The U.S. must also develop a sustainable policy for those situations where its allies are militarily weaker or disadvantaged in the face of far superior opponents, but where it is unwilling or unable to provide those actors with heavy weaponry to defend themselves. In situations like those that unfolded in Kirkuk in 2017, the U.S. must draw and enforce red lines to ensure that the balance of power does not shift in Iran’s favor. Iran’s proxies are also banking on the U.S. disengaging at some point. Will the U.S. stay or go? Building on the current troop levels or making it clear to friends and enemies alike that the U.S. is here to stay for some time will go a long way toward reassuring America’s allies and maintaining a check on Iran’s attempts to solidify its influence in Iraq.
The U.S. could opt to play the role of disruptor, giving Iran-aligned groups a bloody nose and engulfing Iraq in tumult and armed conflict in the process.
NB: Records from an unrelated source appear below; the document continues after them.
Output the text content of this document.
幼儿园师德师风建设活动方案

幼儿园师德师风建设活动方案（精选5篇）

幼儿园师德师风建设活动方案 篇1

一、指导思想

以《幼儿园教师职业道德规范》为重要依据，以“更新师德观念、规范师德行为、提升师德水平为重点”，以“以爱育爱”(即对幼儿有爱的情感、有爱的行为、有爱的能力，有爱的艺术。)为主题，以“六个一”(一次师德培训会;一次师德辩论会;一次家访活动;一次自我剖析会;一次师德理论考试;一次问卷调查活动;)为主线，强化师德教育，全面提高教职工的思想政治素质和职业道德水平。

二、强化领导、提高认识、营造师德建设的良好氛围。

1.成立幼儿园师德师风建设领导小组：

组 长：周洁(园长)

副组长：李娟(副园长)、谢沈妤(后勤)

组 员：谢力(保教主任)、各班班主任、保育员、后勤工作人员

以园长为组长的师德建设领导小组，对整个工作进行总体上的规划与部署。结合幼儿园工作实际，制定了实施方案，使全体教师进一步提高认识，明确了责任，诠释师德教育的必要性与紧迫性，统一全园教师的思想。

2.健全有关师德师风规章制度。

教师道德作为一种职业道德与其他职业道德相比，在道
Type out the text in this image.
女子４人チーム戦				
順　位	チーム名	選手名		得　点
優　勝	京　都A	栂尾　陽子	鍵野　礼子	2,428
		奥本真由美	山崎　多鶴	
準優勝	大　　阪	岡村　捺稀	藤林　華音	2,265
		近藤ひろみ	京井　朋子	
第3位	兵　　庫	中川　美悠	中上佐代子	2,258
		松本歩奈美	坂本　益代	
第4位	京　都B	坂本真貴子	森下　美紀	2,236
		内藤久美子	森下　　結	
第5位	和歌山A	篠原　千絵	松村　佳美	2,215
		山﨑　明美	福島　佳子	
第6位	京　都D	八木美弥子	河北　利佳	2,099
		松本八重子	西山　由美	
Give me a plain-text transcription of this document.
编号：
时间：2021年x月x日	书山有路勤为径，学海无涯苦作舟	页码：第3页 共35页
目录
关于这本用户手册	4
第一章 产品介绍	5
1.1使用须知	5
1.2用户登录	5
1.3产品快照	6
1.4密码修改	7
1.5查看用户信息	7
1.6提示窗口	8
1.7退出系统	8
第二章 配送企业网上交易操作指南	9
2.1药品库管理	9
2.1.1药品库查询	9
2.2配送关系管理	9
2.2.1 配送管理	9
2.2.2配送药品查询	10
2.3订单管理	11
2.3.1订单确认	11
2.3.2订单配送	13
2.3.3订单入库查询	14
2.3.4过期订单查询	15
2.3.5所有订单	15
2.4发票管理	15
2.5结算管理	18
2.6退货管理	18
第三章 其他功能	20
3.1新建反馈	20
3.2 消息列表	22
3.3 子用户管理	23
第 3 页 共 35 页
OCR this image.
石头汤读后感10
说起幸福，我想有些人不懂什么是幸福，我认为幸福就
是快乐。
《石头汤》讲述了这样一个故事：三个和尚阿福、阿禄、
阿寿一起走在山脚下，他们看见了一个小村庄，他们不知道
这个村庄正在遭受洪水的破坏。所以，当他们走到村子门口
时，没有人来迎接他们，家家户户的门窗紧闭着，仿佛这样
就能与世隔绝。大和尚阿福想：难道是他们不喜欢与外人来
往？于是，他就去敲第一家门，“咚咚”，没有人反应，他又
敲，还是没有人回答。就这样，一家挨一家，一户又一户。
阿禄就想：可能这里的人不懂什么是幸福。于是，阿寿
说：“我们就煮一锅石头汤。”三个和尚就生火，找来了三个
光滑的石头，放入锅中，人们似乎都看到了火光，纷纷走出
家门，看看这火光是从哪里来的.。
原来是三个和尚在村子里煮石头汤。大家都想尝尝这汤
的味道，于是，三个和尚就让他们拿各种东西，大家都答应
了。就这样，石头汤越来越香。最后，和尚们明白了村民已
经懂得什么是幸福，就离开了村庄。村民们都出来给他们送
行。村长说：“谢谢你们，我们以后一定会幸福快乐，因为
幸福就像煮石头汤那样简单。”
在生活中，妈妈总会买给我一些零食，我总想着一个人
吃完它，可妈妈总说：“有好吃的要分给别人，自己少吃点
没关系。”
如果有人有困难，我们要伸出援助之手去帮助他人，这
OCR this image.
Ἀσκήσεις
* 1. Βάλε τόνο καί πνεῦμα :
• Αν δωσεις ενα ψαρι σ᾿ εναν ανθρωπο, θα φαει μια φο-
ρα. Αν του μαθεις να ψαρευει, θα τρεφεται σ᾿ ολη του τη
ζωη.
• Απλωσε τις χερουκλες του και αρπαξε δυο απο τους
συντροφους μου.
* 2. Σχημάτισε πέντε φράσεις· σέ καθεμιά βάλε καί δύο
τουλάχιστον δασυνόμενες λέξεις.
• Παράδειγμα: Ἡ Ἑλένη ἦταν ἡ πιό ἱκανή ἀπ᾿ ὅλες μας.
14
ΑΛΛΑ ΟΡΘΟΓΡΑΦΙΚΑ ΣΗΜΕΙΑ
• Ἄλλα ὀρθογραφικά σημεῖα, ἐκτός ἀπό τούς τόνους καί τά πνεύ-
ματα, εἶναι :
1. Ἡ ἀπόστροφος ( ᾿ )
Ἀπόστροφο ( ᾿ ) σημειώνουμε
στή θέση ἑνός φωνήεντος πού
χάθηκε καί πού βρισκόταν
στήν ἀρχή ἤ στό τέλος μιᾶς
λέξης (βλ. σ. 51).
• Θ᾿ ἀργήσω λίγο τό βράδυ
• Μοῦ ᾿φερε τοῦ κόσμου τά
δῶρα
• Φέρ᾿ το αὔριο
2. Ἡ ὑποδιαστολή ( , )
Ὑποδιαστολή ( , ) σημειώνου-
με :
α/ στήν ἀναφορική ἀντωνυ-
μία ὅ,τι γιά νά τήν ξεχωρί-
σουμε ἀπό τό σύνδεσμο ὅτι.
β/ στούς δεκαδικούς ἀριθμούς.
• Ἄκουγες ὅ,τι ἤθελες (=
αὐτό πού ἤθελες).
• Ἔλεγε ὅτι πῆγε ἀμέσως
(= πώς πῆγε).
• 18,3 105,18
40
But toward what end? The net result is the suppression of the groups that have longed for the containment of Iran or, alternatively, a healthy of balance of power in a country that has increasingly shifted into Iran’s orbit. These are the political elites, social movements, and civil society actors that seek and have invested in establishing the sort of environment that suppresses the space for militia groups.